Be sure a title search is done before any money is exchanged. A search of records in the Chancery Clerk’s Office will determine any outstanding mortgages, taxes or other liens and whether or not the seller has legal title to the property. Any attorney or title company can do a title search and prepare your deed. It is illegal for the Chancery Clerk’s Office to search these records or prepare your deed.


Before recording your deed it must contain the following:

  • Signature of seller or sellers – notarized.
  • Legal description with indexing instructions.
  • Names, addresses and telephone numbers of the sellers, buyers and deed preparer.

If you purchase and occupy property before January 1st, you are eligible to apply for Homestead Exemption in the Tax Assessor’s office – filing period January 1st, through April 1st. Filing for Homestead Exemption reduces your taxes tremendously. If you are eligible, please be sure and take advantage of this savings.

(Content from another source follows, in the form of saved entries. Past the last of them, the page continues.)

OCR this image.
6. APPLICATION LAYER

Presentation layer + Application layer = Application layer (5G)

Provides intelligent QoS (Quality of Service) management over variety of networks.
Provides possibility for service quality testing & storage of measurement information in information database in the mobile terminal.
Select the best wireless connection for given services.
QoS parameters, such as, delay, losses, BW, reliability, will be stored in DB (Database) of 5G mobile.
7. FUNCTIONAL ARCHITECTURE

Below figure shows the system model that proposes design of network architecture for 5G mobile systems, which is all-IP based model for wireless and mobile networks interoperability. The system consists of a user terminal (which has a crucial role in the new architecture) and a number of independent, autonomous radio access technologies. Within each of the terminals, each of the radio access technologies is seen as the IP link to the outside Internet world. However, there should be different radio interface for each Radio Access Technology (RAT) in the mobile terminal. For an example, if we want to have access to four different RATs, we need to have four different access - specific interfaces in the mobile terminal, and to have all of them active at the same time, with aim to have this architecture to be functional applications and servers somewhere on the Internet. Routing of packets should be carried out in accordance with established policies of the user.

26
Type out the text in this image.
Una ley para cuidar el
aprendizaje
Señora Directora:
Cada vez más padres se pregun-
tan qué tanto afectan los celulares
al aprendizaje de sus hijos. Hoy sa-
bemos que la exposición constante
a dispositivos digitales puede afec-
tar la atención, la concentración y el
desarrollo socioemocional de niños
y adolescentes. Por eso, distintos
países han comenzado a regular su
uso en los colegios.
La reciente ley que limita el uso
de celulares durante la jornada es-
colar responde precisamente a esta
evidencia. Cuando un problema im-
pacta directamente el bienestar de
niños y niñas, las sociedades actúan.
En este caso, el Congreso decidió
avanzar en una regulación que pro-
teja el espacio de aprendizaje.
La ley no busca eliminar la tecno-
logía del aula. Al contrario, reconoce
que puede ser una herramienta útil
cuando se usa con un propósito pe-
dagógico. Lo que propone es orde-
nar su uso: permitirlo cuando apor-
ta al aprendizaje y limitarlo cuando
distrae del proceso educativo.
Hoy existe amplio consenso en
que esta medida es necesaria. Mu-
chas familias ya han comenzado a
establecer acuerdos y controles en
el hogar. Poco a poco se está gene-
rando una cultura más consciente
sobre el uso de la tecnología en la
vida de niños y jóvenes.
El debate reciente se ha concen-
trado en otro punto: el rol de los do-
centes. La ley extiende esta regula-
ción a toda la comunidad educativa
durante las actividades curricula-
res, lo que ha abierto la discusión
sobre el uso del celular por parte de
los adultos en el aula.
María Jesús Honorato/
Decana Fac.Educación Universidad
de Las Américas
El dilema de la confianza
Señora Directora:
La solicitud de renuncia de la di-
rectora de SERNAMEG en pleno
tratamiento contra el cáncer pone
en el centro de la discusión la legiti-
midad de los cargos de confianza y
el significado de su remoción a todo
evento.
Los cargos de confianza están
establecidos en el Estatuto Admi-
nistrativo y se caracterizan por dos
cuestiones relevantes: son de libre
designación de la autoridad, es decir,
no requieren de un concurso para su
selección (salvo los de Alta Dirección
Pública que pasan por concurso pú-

Property taxes must be paid each year.  Statements are mailed from the Tax Collector’s Office each December for that year’s taxes. Be sure the Tax Collector has your current mailing address. You may pay current taxes in three (3) installments.
If your property taxes are not paid by the last Monday in August, then it is auctioned off to the highest bidder which is called a Tax Sale, or if no one bids then it is stricken off to the State. It then becomes the duty of The Chancery Clerk to collect all delinquent years taxes before the current year can be paid. (No installments on delinquent taxes – cash or money order – NO PERSONAL CHECKS ACCEPTED AFTER JUNE 30TH.)

An individual has two years from the date of this sale to redeem their property. If it is not redeemed before that two years is up, then it matures to the State or if an individual purchased it at the Tax Sale, that individual is given a Tax Deed. Which means you no longer own your property.